Ibibio Sound Machine at MRG30

Saturday, July 27

11 p.m., $65

Musically speaking, the London-based Afropop highlife band Ibibio Sound Machine is a fascinating anomaly on an indie rock-centered label like Durham’s Merge Records. But when you consider the label’s recent history of accentuating female-fronted bands and generally advancing more experimental sounds, it makes sense for Merge to be home to ISM, a band fronted by the versatile Eno Williams, who was born in London and raised in Nigeria. 

On the eight-piece band’s third and latest release, Doko Mien, Williams pilots party vibes that swerve from electro-funk jams in her native Nigerian Ibibio language (“Wanna Come Down”) to gentle kickback ballads (“Guess We Found a Way”) sung in English. In a post-Sharon Jones world, the prevalence of funk divas such as Williams can’t be emphasized enough, and the current crossover appeal of “Afrofusion” (i.e. Davido, Burna Boy, and the recent The Lion King: The Gift soundtrack, which was executive produced by Beyoncé and features tracks from several prominent African pop artists) is helping propel ISM’s appeal. 

On Saturday night, in a rare U.S. appearance, the outfit helps its labelmates close out the MRG30 festival at Cat’s Cradle. Ahead of the trip, Williams chatted with the INDY from her home in London about signing Merge, women’s liberation, and Jean-Michel Basquiat. 

INDY: You’re the only band of its kind on Merge. What was it about the label that made you want to work with them? 

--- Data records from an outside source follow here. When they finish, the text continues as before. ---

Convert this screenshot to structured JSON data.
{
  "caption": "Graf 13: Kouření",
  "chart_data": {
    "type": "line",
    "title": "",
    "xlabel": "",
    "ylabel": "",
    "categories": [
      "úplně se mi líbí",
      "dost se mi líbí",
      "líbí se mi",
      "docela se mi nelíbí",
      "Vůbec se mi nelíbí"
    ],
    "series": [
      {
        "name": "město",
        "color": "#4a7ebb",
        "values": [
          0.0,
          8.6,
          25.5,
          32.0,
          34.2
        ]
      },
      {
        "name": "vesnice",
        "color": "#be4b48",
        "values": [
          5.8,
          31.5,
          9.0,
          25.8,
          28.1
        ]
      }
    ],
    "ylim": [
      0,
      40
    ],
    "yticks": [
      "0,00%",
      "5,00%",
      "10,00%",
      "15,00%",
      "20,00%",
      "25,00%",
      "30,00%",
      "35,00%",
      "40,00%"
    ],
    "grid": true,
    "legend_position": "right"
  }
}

ENO WILLIAMS: I think it was a two-way thing, really. Even though they’ve never really put out anything like what we do, they believed in what we do and we got the vibe that they believed in what we were trying to bring to the label. And looking at their past of having female-backed bands that were very successful, we felt very at home with them. 

How has the label helped with familiarizing Afropop with a U.S. crowd? 

It’s slowly changing. Afrobeat culture is coming to the forefront now. It’s picking up. 

How would you explain highlife music to those who may be unfamiliar with Afrobeat and its offshoots?  

It originates from West Africa, Nigeria, and Ghana. It’s just a different time register with how the music sounds. The guitar playing, the percussion, and the rhythm section is more of a laid-back sound. It’s jazzier and more folky.

For those who may not understand the Ibibio language, the vibrancy of the songs still resonate. Is there some sort of rhythmic advantage to writing and singing in Ibibio versus English?

Yeah, it’s supposed to do that. Music is quite universal in that way. I remember when we started the project and just thinking about the emotional connectivity that was there even though we were writing in Ibibio from the get-go. We wanted to stay authentic, but also the Ibibio language is very musical. It wouldn’t have the same depth if it were translated. 

You’ve talked about a “cultural resistance to women fronting bands.” In what ways do you think ISM has helped combat that? 

Well, I think that the fact that I’m a woman fronting a band that’s made up of mostly guys, people think, “Oh wow, you’re doing that as an empowerment thing.” It’s not the norm that I’m a woman fronting a band and singing in the Ibibio language. It’s liberating. But I would like to see more of that moving forward.  

If your first album Uyai addressed women’s liberation and representation, what would you say is the theme of Doko Mien?

The overall theme is truth-seeking. It’s about asking questions and seeking answers. From listeners’ point-of-view, it’s about telling me what you’re feeling, telling me what you’d like to hear, or just telling me what you want me to do. But it’s still about women’s liberation and giving women the chance to be heard. 

Oftentimes, with highlife and Afrobeat, a song’s message may get lost in the euphoria of the groove. Is that something that you worry about? 

The thing with the Ibibio language in itself is that the language is all about storytelling and the music is all about storytelling as well. Especially with this album (Doko Mien) we tried to incorporate a little bit of the English language as well—either in a verse or the chorus to create a little bit of backdrop to what the song is actually about. But of course, we do get caught up or carried away with the groove of a particular beat. 

Your music has often been described as being on the pop-side of highlife and Afrobeat. Is that something that bothers you or do you see it as beneficial for the band’s reach? 

I think it depends on how the listener digests music. There are a lot of highlife elements to the music, but it’s also very electronic. If people think that it’s more poppy, it’s probably because they can easily dance to it or sing along to it. But I wouldn’t get offended, no. 

You closed out Doko Mien with “Basquiat.” How does his art inform your music? 

We were asked to do that song for an exhibition last year here in London, and everyone loved it, so we decided to put it on the album. I really got interested in how different and unique he was and how he got everyone’s attention by doing things his own way. It plays into what we’re doing as well.